Critics of AT&T/T-Mobile merger question job gain estimates

The acquisition will most likely lead to job losses at AT&T, an economics professor says

AT&T's assertions that its planned acquisition of T-Mobile USA will create up to 96,000 new U.S. jobs are "completely unfounded" and contrary to past evidence of similar mergers, one economist said Tuesday.

The jobs figure doesn't make sense when AT&T has said it will eliminate duplicate marketing, customer support and operations jobs if the merger goes through, said David Neumark, an economics professor and director of the Center for Economics and Public Policy at the University of California, Irvine.

A prediction that the merger will result in cost cutting and fewer jobs "should surprise nobody," Neumark said. "That is one of the reasons companies merge."

Neumark, who talked about his August employment study funded by merger opponent Sprint Nextel, was one of five speakers questioning AT&T employment numbers during a press conference in Washington, D.C. AT&T has acquired four mobile competitors since 2005, and in three cases, employment at AT&T after the mergers was lower than the combined employment at AT&T and the acquired carrier, Neumark said.

"Whenever I describe to my economist professor colleagues this project ... I sort of say I was evaluating whether this merger would create jobs, they sort of do a double take," he said. "That's not what mergers usually do."

From 2003 to 2010, AT&T cut jobs in all but one year, while T-Mobile added jobs in all but one year, Neumark said.

The U.S. Department of Justice has also opposed the merger.

AT&T ripped into critics, particularly Sprint. AT&T has promised to bring 5,000 overseas call center jobs to the U.S., and it has committed to invest an additional US$8 billion in its network if the merger goes through, said Jim Cicconi, AT&T's senior executive vice president for external and legislative affairs:

"The Communications Workers of America -- which is hardly disinterested in questions of job creation and preservation -- has backed up our commitments," Cicconi said in a statement. "We are waiting for any comparable commitments on jobs or investment from Sprint. So far, however, Sprint has done a far better job of criticizing the investment plans of others than laying out any credible plans of their own."

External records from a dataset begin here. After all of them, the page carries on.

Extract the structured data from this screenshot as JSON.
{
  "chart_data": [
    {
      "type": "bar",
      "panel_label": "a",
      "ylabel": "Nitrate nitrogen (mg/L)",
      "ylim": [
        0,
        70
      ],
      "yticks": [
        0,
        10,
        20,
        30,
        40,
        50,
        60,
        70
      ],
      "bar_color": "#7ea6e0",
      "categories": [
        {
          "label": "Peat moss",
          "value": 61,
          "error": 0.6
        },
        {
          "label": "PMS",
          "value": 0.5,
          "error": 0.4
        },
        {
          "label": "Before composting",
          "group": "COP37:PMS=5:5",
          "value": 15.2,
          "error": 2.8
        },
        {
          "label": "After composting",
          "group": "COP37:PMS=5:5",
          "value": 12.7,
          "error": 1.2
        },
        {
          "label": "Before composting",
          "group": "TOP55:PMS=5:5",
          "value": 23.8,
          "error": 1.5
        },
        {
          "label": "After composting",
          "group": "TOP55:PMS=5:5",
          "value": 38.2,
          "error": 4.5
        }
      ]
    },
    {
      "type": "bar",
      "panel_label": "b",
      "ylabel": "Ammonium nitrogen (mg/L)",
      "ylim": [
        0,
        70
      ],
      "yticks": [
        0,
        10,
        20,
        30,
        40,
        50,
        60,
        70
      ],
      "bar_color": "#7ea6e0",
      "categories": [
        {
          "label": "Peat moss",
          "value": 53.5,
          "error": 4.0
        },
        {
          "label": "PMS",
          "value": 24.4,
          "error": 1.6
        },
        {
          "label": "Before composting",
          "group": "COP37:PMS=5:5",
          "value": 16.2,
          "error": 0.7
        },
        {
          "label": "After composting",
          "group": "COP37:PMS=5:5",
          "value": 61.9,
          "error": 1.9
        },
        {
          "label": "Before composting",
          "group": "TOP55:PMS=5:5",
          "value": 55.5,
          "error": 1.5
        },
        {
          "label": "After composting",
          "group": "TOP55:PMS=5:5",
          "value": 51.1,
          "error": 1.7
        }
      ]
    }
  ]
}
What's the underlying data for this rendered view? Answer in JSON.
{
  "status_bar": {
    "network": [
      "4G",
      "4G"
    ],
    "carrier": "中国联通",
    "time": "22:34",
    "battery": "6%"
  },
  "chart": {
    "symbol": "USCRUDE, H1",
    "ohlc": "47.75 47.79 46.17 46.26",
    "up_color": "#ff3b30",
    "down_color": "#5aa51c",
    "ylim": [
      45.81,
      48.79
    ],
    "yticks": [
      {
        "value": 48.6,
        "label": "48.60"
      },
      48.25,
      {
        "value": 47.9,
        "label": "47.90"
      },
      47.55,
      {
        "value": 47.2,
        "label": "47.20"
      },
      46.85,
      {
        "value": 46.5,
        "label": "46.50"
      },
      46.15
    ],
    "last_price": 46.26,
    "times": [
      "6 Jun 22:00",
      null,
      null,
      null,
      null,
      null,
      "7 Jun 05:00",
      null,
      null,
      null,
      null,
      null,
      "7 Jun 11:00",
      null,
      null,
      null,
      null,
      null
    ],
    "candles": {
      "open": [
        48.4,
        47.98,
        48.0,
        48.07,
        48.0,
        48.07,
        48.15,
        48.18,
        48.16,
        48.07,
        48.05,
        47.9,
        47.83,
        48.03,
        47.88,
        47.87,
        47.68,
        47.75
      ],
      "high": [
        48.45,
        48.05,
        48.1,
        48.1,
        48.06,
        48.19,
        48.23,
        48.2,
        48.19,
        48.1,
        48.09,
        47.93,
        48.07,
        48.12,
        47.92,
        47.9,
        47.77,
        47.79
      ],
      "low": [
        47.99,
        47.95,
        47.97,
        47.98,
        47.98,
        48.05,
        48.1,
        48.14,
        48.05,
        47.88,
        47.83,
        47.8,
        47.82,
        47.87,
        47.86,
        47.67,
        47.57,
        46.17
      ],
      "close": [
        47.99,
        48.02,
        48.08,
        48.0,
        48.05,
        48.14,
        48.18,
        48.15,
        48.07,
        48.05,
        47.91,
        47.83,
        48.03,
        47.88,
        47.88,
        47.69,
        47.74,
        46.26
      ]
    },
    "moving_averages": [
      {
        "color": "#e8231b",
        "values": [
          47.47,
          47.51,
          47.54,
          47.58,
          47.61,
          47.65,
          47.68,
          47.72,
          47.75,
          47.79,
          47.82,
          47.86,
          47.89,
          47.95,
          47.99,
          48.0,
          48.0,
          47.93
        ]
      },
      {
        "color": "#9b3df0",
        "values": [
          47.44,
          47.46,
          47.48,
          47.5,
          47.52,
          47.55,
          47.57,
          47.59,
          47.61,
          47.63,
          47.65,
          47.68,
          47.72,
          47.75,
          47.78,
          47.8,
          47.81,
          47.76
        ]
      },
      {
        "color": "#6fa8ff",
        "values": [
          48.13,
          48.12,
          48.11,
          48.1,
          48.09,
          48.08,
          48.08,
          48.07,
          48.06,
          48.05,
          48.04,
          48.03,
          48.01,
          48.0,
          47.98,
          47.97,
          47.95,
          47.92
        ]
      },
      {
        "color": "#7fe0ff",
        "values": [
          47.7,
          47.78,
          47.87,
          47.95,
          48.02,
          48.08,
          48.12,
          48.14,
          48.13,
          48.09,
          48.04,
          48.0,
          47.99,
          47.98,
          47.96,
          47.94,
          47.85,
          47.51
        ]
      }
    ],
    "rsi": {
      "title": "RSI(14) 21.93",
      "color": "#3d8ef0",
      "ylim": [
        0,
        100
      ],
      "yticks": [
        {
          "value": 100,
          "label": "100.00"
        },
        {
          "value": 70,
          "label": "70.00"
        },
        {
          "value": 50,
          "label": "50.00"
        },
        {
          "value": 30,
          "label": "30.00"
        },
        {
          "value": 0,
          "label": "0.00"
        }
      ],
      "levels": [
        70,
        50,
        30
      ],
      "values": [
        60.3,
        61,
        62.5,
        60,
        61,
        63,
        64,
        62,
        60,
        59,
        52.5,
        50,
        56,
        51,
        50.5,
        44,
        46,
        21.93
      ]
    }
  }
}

Sprint's disputes of AT&T's job creation are "hot air, with more than a hint of hypocrisy," he added.

The 96,000 jobs number comes from a May study from the Economic Policy Institute, commissioned by the CWA, a proponent of the merger. The institute based the numbers on AT&T's promised $8 billion network investment. AT&T has been touting the 96,000 jobs estimate in TV ads running in the Washington area.

But AT&T has also estimated it will save $40 billion through merger synergies. A significant amount of those savings will come from job cuts, critics have said.

It is "simply not credible" to say the merger will create jobs when AT&T is counting on payroll reductions to achieve the $40 billion in savings, Regina Keeney, a lawyer for Sprint, wrote in a letter to the U.S. Federal Communications Commission this week. "You can't believe everything you see on TV," she said of AT&T's commercial.

CWA called Neumark's study misleading. Since 2002, the number of jobs at AT&T's mobile division has declined from 70,000 to 67,000, but Neumark has focused largely on jobs lost in AT&T's wireline division, the CWA said in a press release. T-Mobile's parent company, Deutsche Telekom, has stopped investing in the U.S. company, putting it on a "downward path" leading to job cuts, the CWA said.

Tuesday's event, organized by groups opposed to the deal, follows a request from the Media Access Project, a law firm focused on digital rights, for Washington TV station WUSA to remove the AT&T commercial. MAP Senior Vice President Andrew Jay Schwartzman called the commercial "misleading."

Schwartzman said Tuesday he plans to ask other stations to remove the advertising, after WUSA called the commercial "opinion."

AT&T called MAP's actions "ironic," when the organization works to protect free speech rights. "Apparently those rights extend only to speakers with whom MAP agrees," Joan Marsh, AT&T's vice president of federal regulatory affairs, wrote in a blog post. "In short, MAP takes issue with the content of our ads, so they are asking a local broadcaster to censor them."